After the guests left it was a bit of a let down for me and I honestly wondered if it was worth it. I spent hours cleaning the house leading up to the day and our entire Saturday more or less revolved around the dinner and then afterwards there was considerable clean-up. I always appreciated what my mom did for us in the past but after this dinner it made me feel guilty for not helping out more in the past.
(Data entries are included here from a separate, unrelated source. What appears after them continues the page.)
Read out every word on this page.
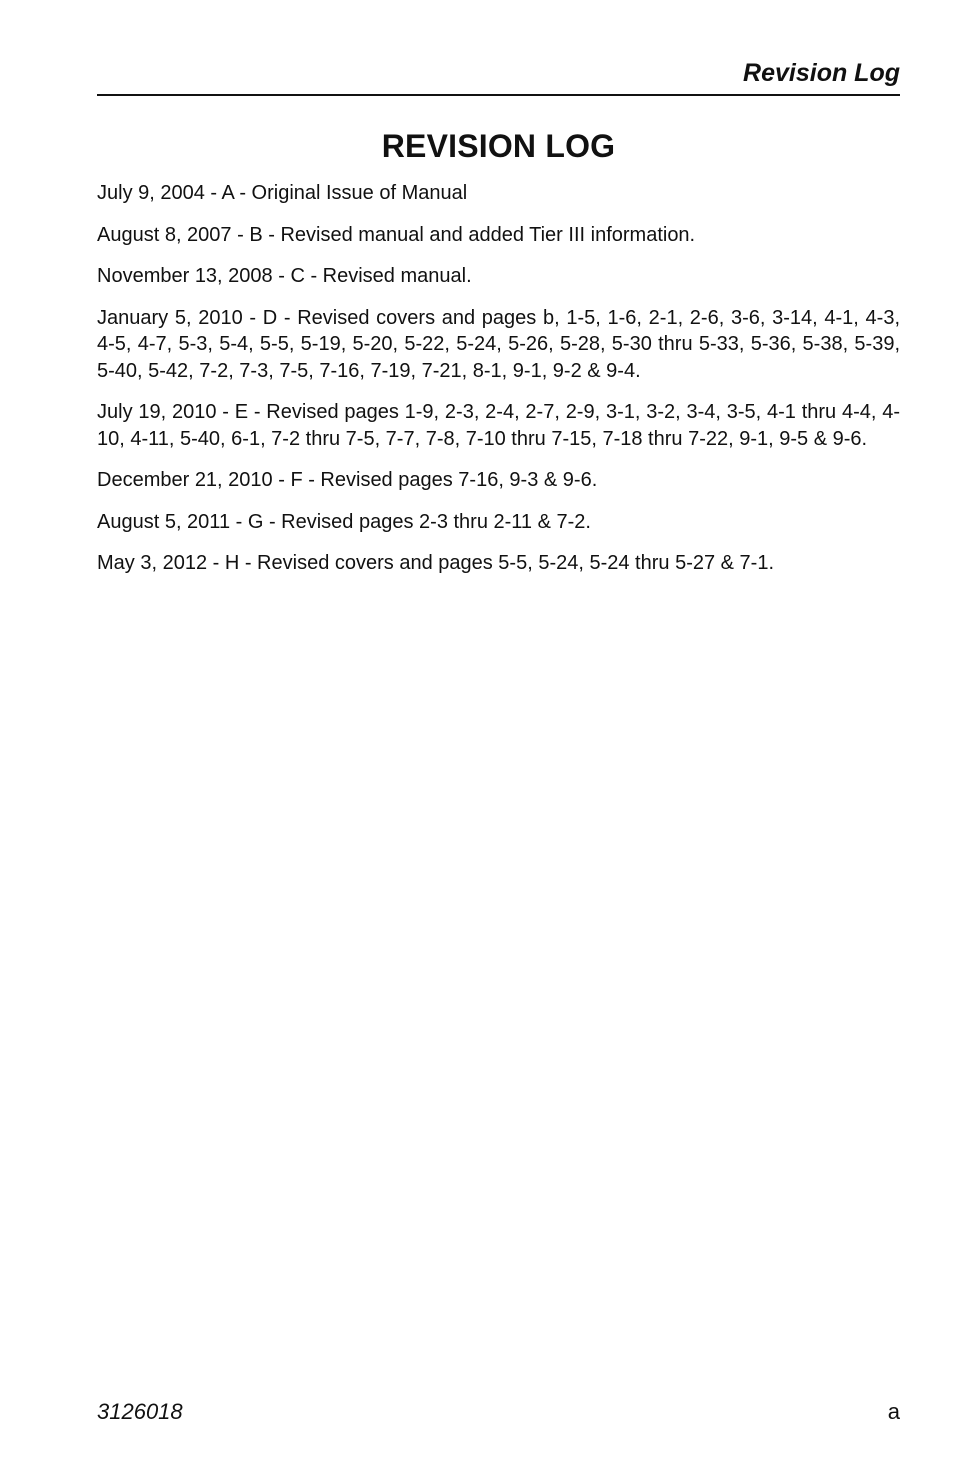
Revision Log
REVISION LOG

July 9, 2004 - A - Original Issue of Manual

August 8, 2007 - B - Revised manual and added Tier III information.

November 13, 2008 - C - Revised manual.

January 5, 2010 - D - Revised covers and pages b, 1-5, 1-6, 2-1, 2-6, 3-6, 3-14, 4-1, 4-3, 4-5, 4-7, 5-3, 5-4, 5-5, 5-19, 5-20, 5-22, 5-24, 5-26, 5-28, 5-30 thru 5-33, 5-36, 5-38, 5-39, 5-40, 5-42, 7-2, 7-3, 7-5, 7-16, 7-19, 7-21, 8-1, 9-1, 9-2 & 9-4.

July 19, 2010 - E - Revised pages 1-9, 2-3, 2-4, 2-7, 2-9, 3-1, 3-2, 3-4, 3-5, 4-1 thru 4-4, 4-10, 4-11, 5-40, 6-1, 7-2 thru 7-5, 7-7, 7-8, 7-10 thru 7-15, 7-18 thru 7-22, 9-1, 9-5 & 9-6.

December 21, 2010 - F - Revised pages 7-16, 9-3 & 9-6.

August 5, 2011 - G - Revised pages 2-3 thru 2-11 & 7-2.

May 3, 2012 - H - Revised covers and pages 5-5, 5-24, 5-24 thru 5-27 & 7-1.

3126018	a
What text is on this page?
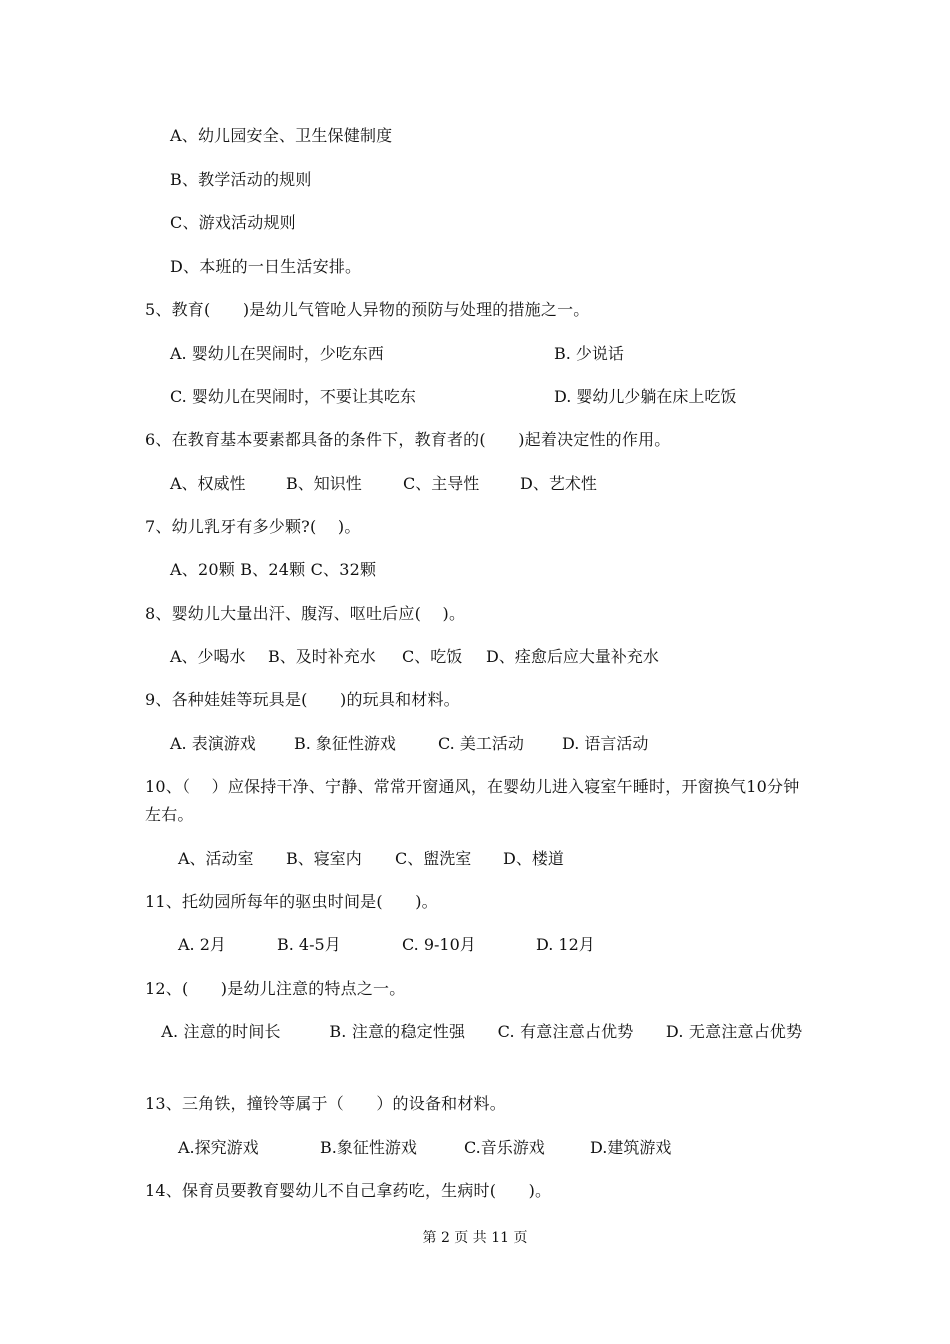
A、幼儿园安全、卫生保健制度
B、教学活动的规则
C、游戏活动规则
D、本班的一日生活安排。
5、教育(　　)是幼儿气管呛人异物的预防与处理的措施之一。
A. 婴幼儿在哭闹时，少吃东西	B. 少说话
C. 婴幼儿在哭闹时，不要让其吃东	D. 婴幼儿少躺在床上吃饭
6、在教育基本要素都具备的条件下，教育者的(　　)起着决定性的作用。
A、权威性	B、知识性	C、主导性	D、艺术性
7、幼儿乳牙有多少颗?(　 )。
A、20颗 B、24颗 C、32颗
8、婴幼儿大量出汗、腹泻、呕吐后应(　 )。
A、少喝水 B、及时补充水 C、吃饭 D、痊愈后应大量补充水
9、各种娃娃等玩具是(　　)的玩具和材料。
A. 表演游戏 B. 象征性游戏	C. 美工活动 D. 语言活动
10、（　 ）应保持干净、宁静、常常开窗通风，在婴幼儿进入寝室午睡时，开窗换气10分钟左右。
A、活动室 B、寝室内 C、盥洗室 D、楼道
11、托幼园所每年的驱虫时间是(　　)。
A. 2月	B. 4-5月	C. 9-10月	D. 12月
12、(　　)是幼儿注意的特点之一。
　A. 注意的时间长　　　B. 注意的稳定性强　　C. 有意注意占优势　　D. 无意注意占优势
13、三角铁，撞铃等属于（　　）的设备和材料。
A.探究游戏	B.象征性游戏	C.音乐游戏	D.建筑游戏
14、保育员要教育婴幼儿不自己拿药吃，生病时(　　)。
第 2 页 共 11 页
Both Mike and I agree that we can’t rely on invites to other people’s houses given the special needs factor, for some reason many typical families are hesitant to invite special needs families over, so we have to do the inviting and make our place a hub of activity. That would be okay if being the host came naturally for me but it doesn’t. Maybe after a few more dinners and not putting our lives on hold preparing for a dinner will make them more enjoyable afterwards. The other thing is that I tend to deny people from helping clean up afterwards thinking that is what a good host does but just maybe I need to rethink that and take them up on that given that we have other demands placed on us that zap our energy and that the extra little help is worth the knock on the good host award.